Нет, Флеммхен вовсе не влюбилась в Крингеляйна — в жизни едва ли бывают подобные идиллии. Но в этом гостиничном номере Флеммхен чувствует что-то вроде близости и защищенности, что-то, что кажется ей более прочным, чем все прежние импровизации, случавшиеся в ее мотыльковом, порхающем существовании. Крингеляйн говорит и говорит, к нему приходят все новые и новые слова, он говорит и облегчает сердце словами, говорит о своей жизни, и ему кажется в этот час, что всю жизнь он прожил ради одного события и ради одной цели — ради чуда, которое встретилось ему сегодня, ради совершенства красоты, которое он видит перед собой, в своей постели, ради девушки, которая пришла к нему, ушла от Прайсинга и пришла к нему.

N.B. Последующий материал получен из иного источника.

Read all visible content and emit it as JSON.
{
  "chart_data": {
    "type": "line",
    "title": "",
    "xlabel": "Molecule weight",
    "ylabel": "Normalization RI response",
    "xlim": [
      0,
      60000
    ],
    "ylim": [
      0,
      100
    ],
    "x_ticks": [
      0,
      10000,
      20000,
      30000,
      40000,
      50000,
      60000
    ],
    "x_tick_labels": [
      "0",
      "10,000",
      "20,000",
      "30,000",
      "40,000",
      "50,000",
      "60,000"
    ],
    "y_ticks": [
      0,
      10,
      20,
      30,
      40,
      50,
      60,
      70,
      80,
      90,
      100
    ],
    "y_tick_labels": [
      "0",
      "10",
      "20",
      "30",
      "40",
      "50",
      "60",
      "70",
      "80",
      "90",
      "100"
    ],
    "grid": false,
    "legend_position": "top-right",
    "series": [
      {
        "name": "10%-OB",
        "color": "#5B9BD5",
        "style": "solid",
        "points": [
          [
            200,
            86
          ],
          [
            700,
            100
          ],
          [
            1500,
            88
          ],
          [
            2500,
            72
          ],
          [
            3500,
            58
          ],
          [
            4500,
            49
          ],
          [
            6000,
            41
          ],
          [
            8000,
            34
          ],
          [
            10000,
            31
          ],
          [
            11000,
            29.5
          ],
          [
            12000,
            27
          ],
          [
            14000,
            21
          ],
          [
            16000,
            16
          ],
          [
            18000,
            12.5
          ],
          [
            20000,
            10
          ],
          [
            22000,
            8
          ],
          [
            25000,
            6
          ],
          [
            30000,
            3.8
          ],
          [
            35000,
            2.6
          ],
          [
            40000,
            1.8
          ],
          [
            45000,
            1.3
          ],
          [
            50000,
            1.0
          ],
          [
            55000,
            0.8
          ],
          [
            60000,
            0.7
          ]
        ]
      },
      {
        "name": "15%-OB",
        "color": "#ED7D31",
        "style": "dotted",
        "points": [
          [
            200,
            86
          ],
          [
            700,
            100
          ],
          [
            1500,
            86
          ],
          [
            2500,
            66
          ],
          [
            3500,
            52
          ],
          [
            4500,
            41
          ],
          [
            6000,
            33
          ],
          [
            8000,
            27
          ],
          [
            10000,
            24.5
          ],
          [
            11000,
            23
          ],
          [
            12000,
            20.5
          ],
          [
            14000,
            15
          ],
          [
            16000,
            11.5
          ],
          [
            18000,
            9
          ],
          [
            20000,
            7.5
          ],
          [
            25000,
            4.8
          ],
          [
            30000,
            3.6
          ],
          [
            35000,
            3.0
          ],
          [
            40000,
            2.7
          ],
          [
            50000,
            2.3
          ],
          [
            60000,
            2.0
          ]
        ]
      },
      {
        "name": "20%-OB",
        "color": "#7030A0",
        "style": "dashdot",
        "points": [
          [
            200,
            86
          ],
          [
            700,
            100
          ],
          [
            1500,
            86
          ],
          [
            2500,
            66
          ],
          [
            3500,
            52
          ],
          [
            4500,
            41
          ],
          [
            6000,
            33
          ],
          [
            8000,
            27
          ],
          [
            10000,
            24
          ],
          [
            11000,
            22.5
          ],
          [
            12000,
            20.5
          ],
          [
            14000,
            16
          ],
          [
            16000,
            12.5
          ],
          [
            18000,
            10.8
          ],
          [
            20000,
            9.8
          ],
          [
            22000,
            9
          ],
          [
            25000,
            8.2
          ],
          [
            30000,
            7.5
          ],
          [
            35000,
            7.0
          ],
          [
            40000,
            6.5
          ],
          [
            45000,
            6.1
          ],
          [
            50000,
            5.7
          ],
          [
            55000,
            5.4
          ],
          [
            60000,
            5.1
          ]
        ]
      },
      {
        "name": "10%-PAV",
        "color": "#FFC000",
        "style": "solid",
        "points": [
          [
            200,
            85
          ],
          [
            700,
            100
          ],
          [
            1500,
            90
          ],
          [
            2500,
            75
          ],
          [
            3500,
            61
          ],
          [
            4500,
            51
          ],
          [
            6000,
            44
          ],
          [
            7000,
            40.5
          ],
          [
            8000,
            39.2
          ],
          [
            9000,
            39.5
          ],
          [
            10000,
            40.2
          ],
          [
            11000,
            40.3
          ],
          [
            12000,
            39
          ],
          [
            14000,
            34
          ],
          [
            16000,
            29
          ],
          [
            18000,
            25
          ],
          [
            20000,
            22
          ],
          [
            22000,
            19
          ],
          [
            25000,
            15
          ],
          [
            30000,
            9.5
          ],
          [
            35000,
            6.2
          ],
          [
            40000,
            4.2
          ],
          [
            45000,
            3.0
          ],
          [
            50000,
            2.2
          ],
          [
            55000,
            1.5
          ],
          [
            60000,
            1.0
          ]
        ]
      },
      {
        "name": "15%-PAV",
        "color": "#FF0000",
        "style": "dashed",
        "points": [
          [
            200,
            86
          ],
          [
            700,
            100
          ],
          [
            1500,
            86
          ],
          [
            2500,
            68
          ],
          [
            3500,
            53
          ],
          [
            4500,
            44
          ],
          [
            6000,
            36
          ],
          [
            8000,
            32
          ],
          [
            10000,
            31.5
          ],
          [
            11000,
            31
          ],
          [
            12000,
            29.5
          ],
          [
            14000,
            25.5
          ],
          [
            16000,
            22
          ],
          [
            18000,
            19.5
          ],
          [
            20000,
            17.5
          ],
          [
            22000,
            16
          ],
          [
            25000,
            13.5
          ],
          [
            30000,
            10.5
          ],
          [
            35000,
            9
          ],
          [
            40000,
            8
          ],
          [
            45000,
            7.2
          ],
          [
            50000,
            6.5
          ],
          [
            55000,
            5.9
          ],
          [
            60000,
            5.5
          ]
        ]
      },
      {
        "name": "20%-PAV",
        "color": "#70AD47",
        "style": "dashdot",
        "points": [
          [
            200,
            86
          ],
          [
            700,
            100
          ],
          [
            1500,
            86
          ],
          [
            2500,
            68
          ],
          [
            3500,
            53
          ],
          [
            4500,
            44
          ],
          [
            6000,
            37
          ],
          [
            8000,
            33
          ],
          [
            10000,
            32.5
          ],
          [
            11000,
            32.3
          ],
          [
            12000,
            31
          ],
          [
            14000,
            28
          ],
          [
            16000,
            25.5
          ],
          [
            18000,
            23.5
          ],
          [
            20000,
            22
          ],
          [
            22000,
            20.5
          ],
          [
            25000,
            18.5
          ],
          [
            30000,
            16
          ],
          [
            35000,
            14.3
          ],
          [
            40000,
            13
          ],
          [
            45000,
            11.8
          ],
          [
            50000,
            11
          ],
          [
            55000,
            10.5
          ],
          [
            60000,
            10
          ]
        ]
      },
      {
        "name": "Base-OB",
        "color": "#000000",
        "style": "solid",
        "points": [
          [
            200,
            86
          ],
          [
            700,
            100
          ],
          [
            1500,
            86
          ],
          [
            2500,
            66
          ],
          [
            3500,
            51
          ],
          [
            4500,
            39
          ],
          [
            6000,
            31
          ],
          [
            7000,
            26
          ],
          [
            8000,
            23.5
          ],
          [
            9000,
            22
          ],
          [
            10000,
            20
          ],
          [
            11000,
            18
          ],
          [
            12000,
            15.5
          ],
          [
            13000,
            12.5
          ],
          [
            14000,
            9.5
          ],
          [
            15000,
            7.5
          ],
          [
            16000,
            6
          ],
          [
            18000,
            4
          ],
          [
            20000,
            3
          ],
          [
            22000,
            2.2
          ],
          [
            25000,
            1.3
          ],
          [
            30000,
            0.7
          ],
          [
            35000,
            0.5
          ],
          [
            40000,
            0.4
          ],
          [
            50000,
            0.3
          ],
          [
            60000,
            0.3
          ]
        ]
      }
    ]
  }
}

У Флеммхен не было чрезмерного самомнения. Она знала себе цену. Двадцать марок за снимок в обнаженном виде для журнала. Сто сорок марок в месяц за работу в канцелярии. Пятьдесят пфеннигов за одну машинописную страницу. Меховая шубка ценой двести сорок марок за несколько ночей в чужой постели. Господи помилуй, да откуда ей было знать свою истинную цену? Но в словах Крингеляйна она впервые открыла самое себя, увидела себя, как в зеркале, увидела прекрасную золотистую кожу, светлые золотые волосы, увидела свое тело, всю его красоту, его свежесть, его беззаботную радость и безостановочную жизнь — она открыла самое себя как запрятанное сокровище.

— Да я ведь вовсе не какая-то особенная, — смущенно пробормотала она и вспыхнула.

Когда в потоке слов Крингеляйна вдруг всплыло имя Прайсинга, Флеммхен вздрогнула от испуга. И она, и Крингеляйн за последние полчаса успели забыть о том, что произошло в залитом зеленым светом 71-м номере. Теперь же кошмар снова был здесь.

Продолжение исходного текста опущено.